On s’en doutait après l’échec public et critique de La jeune fille de l’eau, pour M Night Shyamalan, plus rien ne sera comme avant. Car avec ce conte fantastique en forme de critique au vitriol du modèle hollywoodien, le réalisateur s’est mis à dos toute la profession, des studios aux tabloïds. Accusations d’intransigeance et d’égocentrisme très prononcé, absence de remise en question, le retour de bâton est très dur pour celui qui fut présenté en son temps comme un petit génie digne de succéder à Steven Spielberg au titre de wonder boy. En conséquence, M Night Shymalan a dû écrire son nouveau scénario dans son coin et le soumettre aux diktats des studios pour avoir la chance d’occuper une nouvelle fois le fauteuil de réalisateur. Et au vu du résultat, on ne peut que constater qu’il a mis de l’eau dans son vin pour ne plus être considéré comme le vilain petit canard d’Hollywood.
Phénomènes contient en effet tout le renoncement d’un réalisateur autrefois inspiré, qui savait à la fois surprendre tout en démontant explicitement la mécanique du suspense et de la terreur. Le film manifestait pourtant une ambition toute simple : faire peur avec… rien ! Car en incarnant la menace par l’environnement naturel, la nature, les arbres, l’air, le vent, M Night Shyamalan avait l’occasion de réaliser Les oiseaux… sans oiseaux. Cela nous vaut une ou deux séquences assez efficaces dans leur déroulement et leur découpage, où les personnages tentent d’échapper à une brise meurtrière dans un champ ou, quand le trou dans le toit ouvrant d’une voiture condamne ses occupants à la mort. La mise en place, dans le premier quart d’heure est aussi spectaculaire, avec ses séquences de suicide collectif précédées d’une suspension des mouvements de foule assez terrifiants. C’est bien peu, surtout à considérer que le reste baigne dans le ridicule le plus absolu.
M Night Shyamalan échoue dans tous les registres où il excellait il n’y a pas si longtemps : caractérisation des personnages, direction d’acteurs, conduite de l’intrigue, à tel point qu’on se demande en observant ce naufrage si on n’assiste pas à un nouvel opus de la série Scary Movie, tant tout ici flirte avec la parodie involontaire. Comme lors de la confession de Zooey Deschanel à Mark Wahlberg qui lui avoue, prise de remords, qu’elle lui a menti en lui cachant qu’elle a été manger un tiramisu avec un collègue après le travail. Et lui, de rétorquer qu’il a acheté du sirop pour la toux uniquement pour mater les jolies fesses de la pharmacienne ! On croit avoir atteint le comble du ridicule : que nenni ! Car M Night Shyamalan nous réserve une scène tristement mémorable où Mark Wahlberg s’adresse sérieusement à une plante d’intérieur avant de s’apercevoir qu’il s’agit d’une imitation en plastique. Triste. Car pour prononcer des lignes aussi grotesques, les acteurs affectent des mines ahuries dignes d’un Charlie Sheen dans Hot Shot. Sauf que dans ce deuxième cas, la parodie est manifeste.

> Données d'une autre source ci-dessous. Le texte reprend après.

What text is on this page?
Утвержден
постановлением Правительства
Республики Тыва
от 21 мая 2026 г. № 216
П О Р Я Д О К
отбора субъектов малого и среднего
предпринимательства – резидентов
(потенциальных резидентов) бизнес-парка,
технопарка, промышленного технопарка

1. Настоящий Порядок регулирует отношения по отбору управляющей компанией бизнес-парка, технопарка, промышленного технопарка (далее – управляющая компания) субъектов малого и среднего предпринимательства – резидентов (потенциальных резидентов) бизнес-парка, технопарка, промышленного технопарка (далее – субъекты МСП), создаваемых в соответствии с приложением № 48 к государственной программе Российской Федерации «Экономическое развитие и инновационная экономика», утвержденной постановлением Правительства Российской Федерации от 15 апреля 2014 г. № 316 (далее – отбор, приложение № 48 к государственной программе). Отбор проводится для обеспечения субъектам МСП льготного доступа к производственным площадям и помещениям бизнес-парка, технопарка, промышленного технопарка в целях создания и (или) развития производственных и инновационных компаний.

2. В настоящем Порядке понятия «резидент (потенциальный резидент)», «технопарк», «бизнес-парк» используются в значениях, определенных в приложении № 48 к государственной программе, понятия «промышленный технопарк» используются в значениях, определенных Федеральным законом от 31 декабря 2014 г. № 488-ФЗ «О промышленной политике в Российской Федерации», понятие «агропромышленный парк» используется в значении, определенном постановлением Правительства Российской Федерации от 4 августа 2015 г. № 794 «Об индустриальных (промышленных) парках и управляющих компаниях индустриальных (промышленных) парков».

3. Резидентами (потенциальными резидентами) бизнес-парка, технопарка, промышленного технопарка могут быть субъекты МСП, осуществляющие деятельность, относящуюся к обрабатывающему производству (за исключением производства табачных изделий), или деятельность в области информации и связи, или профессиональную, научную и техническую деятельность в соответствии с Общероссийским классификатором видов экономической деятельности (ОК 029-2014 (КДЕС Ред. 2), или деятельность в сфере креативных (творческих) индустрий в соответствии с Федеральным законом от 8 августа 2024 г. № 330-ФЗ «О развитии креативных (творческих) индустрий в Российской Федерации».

Comme si cela ne suffisait pas, le réalisateur nous assène une morale écologique de circonstance et un discours sur la famille et la paternité, écœurant de moralisme bien pensant. Car si le but de l’histoire pour le couple de héros est le chemin qui les conduit à avoir un enfant, on ne comprend pas vraiment la galerie de personnages secondaires qu’ils croisent dans leur périple. Quelle est la fonctionnalité de cette recluse à moitié folle qui les accueille chez elle dans un remake involontaire de Misery ? À quoi rime la fascination de ce botaniste pour les hot-dogs ? Que signifie le meurtre de ces deux ados par un réfugié adepte d’armes à feu ? On ne sait pas, on ne saisit pas bien où M Night Shyamalan veut en venir, quel est le sens de son propos. Il n’est certes pas aidé par une production si riquiqui qu’elle interdit toute scène d’ampleur collective (on a rarement vu séquences d’évacuation aussi peu hystériques que dans ce film, un comble quand l’humanité est menacée) et qui aurait pu faire décoller le film dans son dernier acte. Précisément au moment où il se conclut.